© JUNGE FREIHEIT Verlag GmbH & Co. KG www.jungefreiheit.de 32/19 / 02. August 2019

Die Sorge um das Wohl der Proletarier
Vor 150 Jahren: In Eisenach wird die erste deutsche Arbeiterpartei mit marxistischer Ausrichtung gegründet
Jürgen W. Schmidt

Heutzutage hat die SPD Karl Marx längst vergessen und weiß sogar mit ihrem Gründungsvater August Bebel kaum noch etwas anzufangen. Längst ist die die Sorge der SPD um den deutschen Proletarier, um den sprichwörtlichen „kleinen Mann“, in den Hintergrund getreten und man kämpft viel lieber für Europa, Genderquoten und eine endlose Massenmigration nach Deutschland. Verzweifelt versucht man aktuell auf der Umweltschiene gegen die Grünen zu punkten und in pazifistischen Anwandlungen die Linkspartei links zu überholen, um ja nicht dauerhaft unter die 15-Prozent-Marke bei den Wählerstimmen zu fallen. Diese Misere hat sich die einstige stolze Arbeiterpartei allerdings selbst eingebrockt. In der Funktionärs- und Bürokratenpartei SPD findet man kaum noch echte Arbeiter.

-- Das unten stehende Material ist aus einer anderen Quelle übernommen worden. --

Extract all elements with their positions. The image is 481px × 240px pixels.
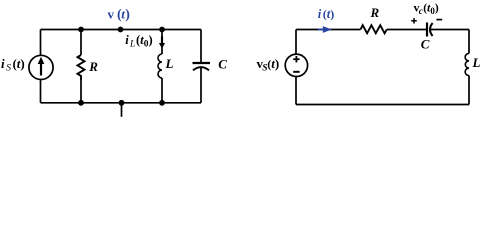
svg-text:vS(t): vS(t) (257, 56, 280, 74)
svg-text:C: C (218, 56, 227, 71)
svg-text:R: R (370, 5, 380, 20)
svg-text:i(t): i(t) (318, 7, 334, 21)
svg-text:L: L (165, 56, 174, 71)
svg-text:v(t): v(t) (108, 6, 131, 22)
svg-text:C: C (421, 36, 430, 51)
svg-text:iS(t): iS(t) (1, 56, 25, 74)
svg-text:R: R (88, 59, 98, 74)
svg-text:vc(t0): vc(t0) (414, 1, 439, 16)
svg-text:L: L (472, 55, 481, 70)
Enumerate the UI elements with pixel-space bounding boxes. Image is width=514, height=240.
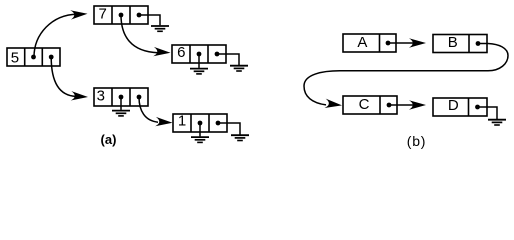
svg-text:3: 3 bbox=[97, 88, 105, 105]
svg-text:5: 5 bbox=[11, 50, 19, 67]
svg-text:D: D bbox=[448, 97, 459, 114]
svg-text:(b): (b) bbox=[407, 133, 427, 149]
svg-text:6: 6 bbox=[177, 44, 185, 61]
svg-text:B: B bbox=[448, 34, 458, 51]
svg-text:C: C bbox=[359, 96, 370, 113]
svg-text:(a): (a) bbox=[101, 132, 117, 147]
svg-text:1: 1 bbox=[178, 112, 186, 129]
svg-text:A: A bbox=[357, 34, 367, 51]
svg-text:7: 7 bbox=[99, 5, 107, 22]
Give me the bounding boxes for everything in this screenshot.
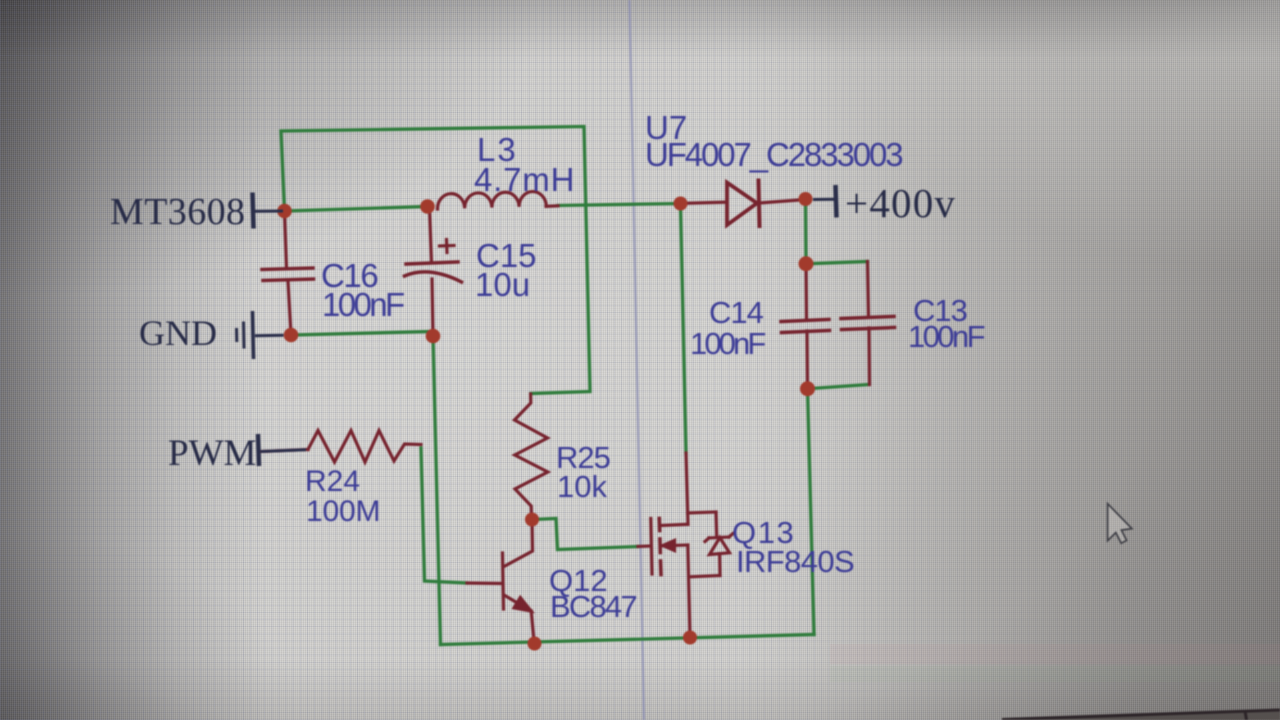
svg-text:4.7mH: 4.7mH	[474, 161, 575, 198]
svg-text:100nF: 100nF	[322, 286, 404, 323]
svg-text:UF4007_C2833003: UF4007_C2833003	[645, 136, 902, 173]
svg-text:GND: GND	[139, 313, 217, 353]
svg-text:C14: C14	[709, 295, 764, 330]
svg-text:10k: 10k	[557, 469, 607, 504]
svg-text:+400v: +400v	[845, 180, 956, 226]
svg-text:BC847: BC847	[550, 589, 636, 624]
svg-text:100M: 100M	[306, 495, 380, 528]
svg-text:MT3608: MT3608	[110, 191, 245, 233]
svg-text:100nF: 100nF	[690, 326, 765, 361]
svg-text:IRF840S: IRF840S	[736, 544, 854, 579]
svg-text:PWM: PWM	[168, 433, 256, 474]
svg-text:R24: R24	[305, 465, 360, 498]
svg-text:10u: 10u	[475, 266, 530, 303]
svg-text:100nF: 100nF	[908, 319, 985, 354]
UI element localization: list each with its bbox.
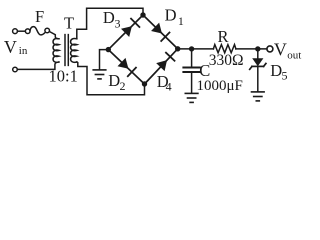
svg-text:in: in xyxy=(19,45,28,57)
svg-text:1: 1 xyxy=(178,14,184,28)
svg-text:10:1: 10:1 xyxy=(49,67,78,86)
svg-text:3: 3 xyxy=(115,17,121,31)
svg-text:D: D xyxy=(108,71,120,90)
svg-text:D: D xyxy=(165,6,177,25)
svg-text:R: R xyxy=(218,27,229,46)
svg-text:T: T xyxy=(64,14,74,33)
svg-text:V: V xyxy=(4,37,17,57)
svg-text:V: V xyxy=(274,40,287,60)
svg-text:D: D xyxy=(103,8,115,27)
svg-text:330Ω: 330Ω xyxy=(209,52,244,69)
svg-text:4: 4 xyxy=(166,80,172,94)
svg-text:1000μF: 1000μF xyxy=(197,78,243,94)
svg-text:D: D xyxy=(270,61,282,80)
svg-text:5: 5 xyxy=(282,68,288,82)
svg-text:2: 2 xyxy=(120,79,126,93)
svg-text:F: F xyxy=(35,7,44,26)
svg-text:out: out xyxy=(287,50,301,62)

Dabei stand an der Wurzel der SPD-Gründung einst die Sorge um das materielle und geistige Wohl der hart gebeutelten deutschen Proletarier im Frühkapitalismus. Die ersten Arbeiter-assoziationen strebten daher Mitte des 19. Jahrhunderts Ziele an, welche man „gewerkschaftlich“ nennen konnte, und sie umfaßten das Streben nach Lohnerhöhungen, besseren Arbeitsbedingungen, Verkürzung der Arbeitszeit und besserer sozialer Absicherung.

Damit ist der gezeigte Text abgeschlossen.